Иван плавно двинул рулями — и самолёт стал описывать в светлом зимнем небе круг, центром которого был лежащий на земле хуторок.

— Правый! — повелительно крикнул инструктор, когда, закончив левый вираж, Иван вывел самолёт на прямую.

Курсант плотнее обычного обхватил пальцами ручку управления, резче, чем следовало, двинул от себя сектор газа и с отчаянием, точно решившись на что-то почти безнадёжное, накренил послушный У-2 на правое крыло.

Но вместо глубокого виража самолёт безудержно опускал нос всё ниже и ниже горизонта. Иван почувствовал, как машину сильно потянуло в штопор, точно лодку, попавшую в водоворот, и невольно прижал ручку управления ближе к себе, как бы пытаясь удержать самолёт на этой высоте.

— Куда тянешь?! — надрывно звучал в ушах гневный голос Дубенского. — Хочешь сорваться в штопор? Отдай ручку, поддержи левой ногой, вот так…

Инструктор легко и почти мгновенно вернул самолёт в нормальное положение и вновь доверил управление курсанту.

— Не зажимай ручку, сиди спокойно! — нервно кричал он. — Следи за прибором и не теряй скорости.

Иван глянул на прибор скорости и с испугом заметил, как острая стрелка, словно издеваясь над неопытностью юноши, ушла влево. Горизонт спрятался под капот мотора, и впереди расстилалось только холодное, отчуждённое небо, как бы потемневшее от неудовольствия.

Воздух стал рыхлым, как вата, и в сердце закрался холодок неприятного предчувствия.

«Опять… — думал Иван, — опять у меня не получается правый вираж! Я теряю скорость… Но как быть? Что сейчас надо сделать в первую очередь?» — Он ожидал ответа на эти вопросы от своего инструктора, но услышал лишь глухое ворчание.

Ручка двойного управления в кабине курсанта, как бы по щучьему велению, рывком метнулась вперёд и влево, ножные педали «сами собой» задвигались размашисто и тоже резко, но потом их движения стали мельче и плавнее — горизонт вновь показался из-под мотора, занял положенное ему место у головки первого цилиндра, и укрощённый самолёт спокойно полетел по прямой.

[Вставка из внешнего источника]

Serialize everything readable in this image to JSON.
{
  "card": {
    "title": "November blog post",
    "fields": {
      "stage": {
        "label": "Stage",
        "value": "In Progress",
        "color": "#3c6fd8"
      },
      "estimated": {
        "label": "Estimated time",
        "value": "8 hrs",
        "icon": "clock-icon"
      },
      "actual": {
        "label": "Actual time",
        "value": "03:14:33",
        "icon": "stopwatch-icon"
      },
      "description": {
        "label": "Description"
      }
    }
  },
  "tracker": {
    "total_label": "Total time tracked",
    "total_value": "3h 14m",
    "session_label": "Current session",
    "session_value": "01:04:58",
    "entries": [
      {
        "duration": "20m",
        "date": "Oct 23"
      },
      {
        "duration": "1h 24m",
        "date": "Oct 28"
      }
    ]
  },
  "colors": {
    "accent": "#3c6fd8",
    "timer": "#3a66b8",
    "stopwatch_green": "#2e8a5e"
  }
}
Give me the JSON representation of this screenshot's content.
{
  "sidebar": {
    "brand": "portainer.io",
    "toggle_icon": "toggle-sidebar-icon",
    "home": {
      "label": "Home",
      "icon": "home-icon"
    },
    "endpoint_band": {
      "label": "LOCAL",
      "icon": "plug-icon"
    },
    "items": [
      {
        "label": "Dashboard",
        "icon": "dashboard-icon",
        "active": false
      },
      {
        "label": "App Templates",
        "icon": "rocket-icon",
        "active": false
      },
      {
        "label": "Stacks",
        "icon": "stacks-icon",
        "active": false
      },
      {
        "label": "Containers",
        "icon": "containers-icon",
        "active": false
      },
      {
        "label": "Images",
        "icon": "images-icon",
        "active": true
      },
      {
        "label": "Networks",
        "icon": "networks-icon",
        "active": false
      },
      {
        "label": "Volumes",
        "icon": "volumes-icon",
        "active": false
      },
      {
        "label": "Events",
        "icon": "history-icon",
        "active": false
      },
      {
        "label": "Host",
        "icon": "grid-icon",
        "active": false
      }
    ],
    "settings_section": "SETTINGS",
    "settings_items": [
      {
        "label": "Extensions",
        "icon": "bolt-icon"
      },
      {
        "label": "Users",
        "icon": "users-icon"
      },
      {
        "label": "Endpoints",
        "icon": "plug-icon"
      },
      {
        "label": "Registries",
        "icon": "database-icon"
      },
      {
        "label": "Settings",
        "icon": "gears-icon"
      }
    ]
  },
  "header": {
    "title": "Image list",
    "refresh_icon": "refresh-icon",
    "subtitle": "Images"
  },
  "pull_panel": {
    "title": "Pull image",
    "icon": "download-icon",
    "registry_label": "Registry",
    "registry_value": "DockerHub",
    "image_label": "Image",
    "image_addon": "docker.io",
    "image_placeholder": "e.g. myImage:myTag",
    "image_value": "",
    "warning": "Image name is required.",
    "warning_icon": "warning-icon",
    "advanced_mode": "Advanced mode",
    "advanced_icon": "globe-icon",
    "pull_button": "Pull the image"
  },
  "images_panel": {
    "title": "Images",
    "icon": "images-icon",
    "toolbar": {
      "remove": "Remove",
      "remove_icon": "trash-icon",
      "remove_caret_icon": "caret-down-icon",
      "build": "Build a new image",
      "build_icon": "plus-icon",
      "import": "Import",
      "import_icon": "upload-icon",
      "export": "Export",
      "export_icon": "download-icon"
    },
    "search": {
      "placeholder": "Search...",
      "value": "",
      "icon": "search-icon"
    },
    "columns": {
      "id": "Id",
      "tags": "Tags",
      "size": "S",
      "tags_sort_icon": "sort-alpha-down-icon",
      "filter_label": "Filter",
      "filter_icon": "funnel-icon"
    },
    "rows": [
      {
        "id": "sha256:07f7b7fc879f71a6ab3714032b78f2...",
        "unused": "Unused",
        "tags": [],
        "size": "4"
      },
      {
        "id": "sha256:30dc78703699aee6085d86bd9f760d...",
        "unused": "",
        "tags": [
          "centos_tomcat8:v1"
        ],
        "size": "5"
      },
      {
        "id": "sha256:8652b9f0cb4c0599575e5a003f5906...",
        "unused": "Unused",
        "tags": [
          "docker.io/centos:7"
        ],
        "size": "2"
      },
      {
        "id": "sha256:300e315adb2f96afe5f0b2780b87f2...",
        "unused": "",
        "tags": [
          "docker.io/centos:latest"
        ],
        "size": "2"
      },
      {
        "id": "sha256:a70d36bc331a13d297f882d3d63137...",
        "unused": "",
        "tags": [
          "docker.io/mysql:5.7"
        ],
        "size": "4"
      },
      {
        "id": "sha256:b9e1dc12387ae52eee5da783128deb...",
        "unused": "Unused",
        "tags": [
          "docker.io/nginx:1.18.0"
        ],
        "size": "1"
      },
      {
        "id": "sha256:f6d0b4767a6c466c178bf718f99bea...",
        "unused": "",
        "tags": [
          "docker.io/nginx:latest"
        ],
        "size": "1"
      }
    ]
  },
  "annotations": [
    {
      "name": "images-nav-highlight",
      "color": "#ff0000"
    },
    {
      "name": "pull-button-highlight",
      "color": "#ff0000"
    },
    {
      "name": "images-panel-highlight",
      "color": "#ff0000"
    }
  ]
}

— К чертям, — выругался инструктор, выведя самолёт из виража. — Мне надоело работать за тебя… Чего ты пошёл в авиацию, не пойму. Разве это полёт?! Ты даже представления не имеешь о том, что такое высший пилотаж… А ну держись, покажу тебе, как надо летать!

Самолёт энергично перевернулся через правое крыло вверх колесами, и мотор, громко «чихнув», затих. Теперь под ногами Ивана красовалось вновь повеселевшее небо, а над головой огромной белой простынёй, с лоскутами хуторов и перелесков, лежала земля. Нос самолёта стал не торопясь опускаться к земле, и неожиданную густую тишину нарушил нарастающий шорох морозного воздуха, скользящего по обшивке крыльев и фюзеляжа. Тонко и негромко запели стальные ленты-расчалки; от перегрузки Ивана так вдавило в сиденье, что в глазах у него запестрели чёрные и жёлтые круги. Рыча мотором, двукрылый У-2 вошёл в красивую петлю Нестерова…

За первой петлёй последовала вторая, третья, затем медленная петля с зависанием в верхней точке, когда Иван болтался вниз головой, удерживаемый лишь привязными ремнями; потом снова переворот, боевой разворот и, наконец, несколько свистящих витков штопора.

— Вот так надо летать! — горделиво крикнул инструктор и, убрав газ, приказал: — Давай сам входи в круг, рассчитывай и садись… — а когда самолёт уже планировал на посадку, то сокрушённо покачал головой, вздохнул и, как бы завершая прерванный разговор, иронически ввернул старое авиационное словечко:

— Пилотяга!

* * *

После полётов курсантов построили в несколько шеренг перед штабом Н-ской объединённой школы пилотов и техников ГВФ. К строю подошёл начальник штаба и, достав из кармана кожанки какие-то бумаги, громко произнёс:

— Тем, кого я буду вызывать, выйти из строя… Иванов!

— Я!

— Николаев…

— Я!

— Рублёв…

— Я!

— Гроховский…

— Я!.. — у Ивана больно сжалось сердце. Как в полусне, плохо понимая, что происходит вокруг, и не в силах подавить в себе вдруг вспыхнувшее волнение, он механически сделал три шага вперёд, повернулся кругом и замер, не поднимая глаз, видя впереди лишь носки сапог товарищей, стоящих в строю.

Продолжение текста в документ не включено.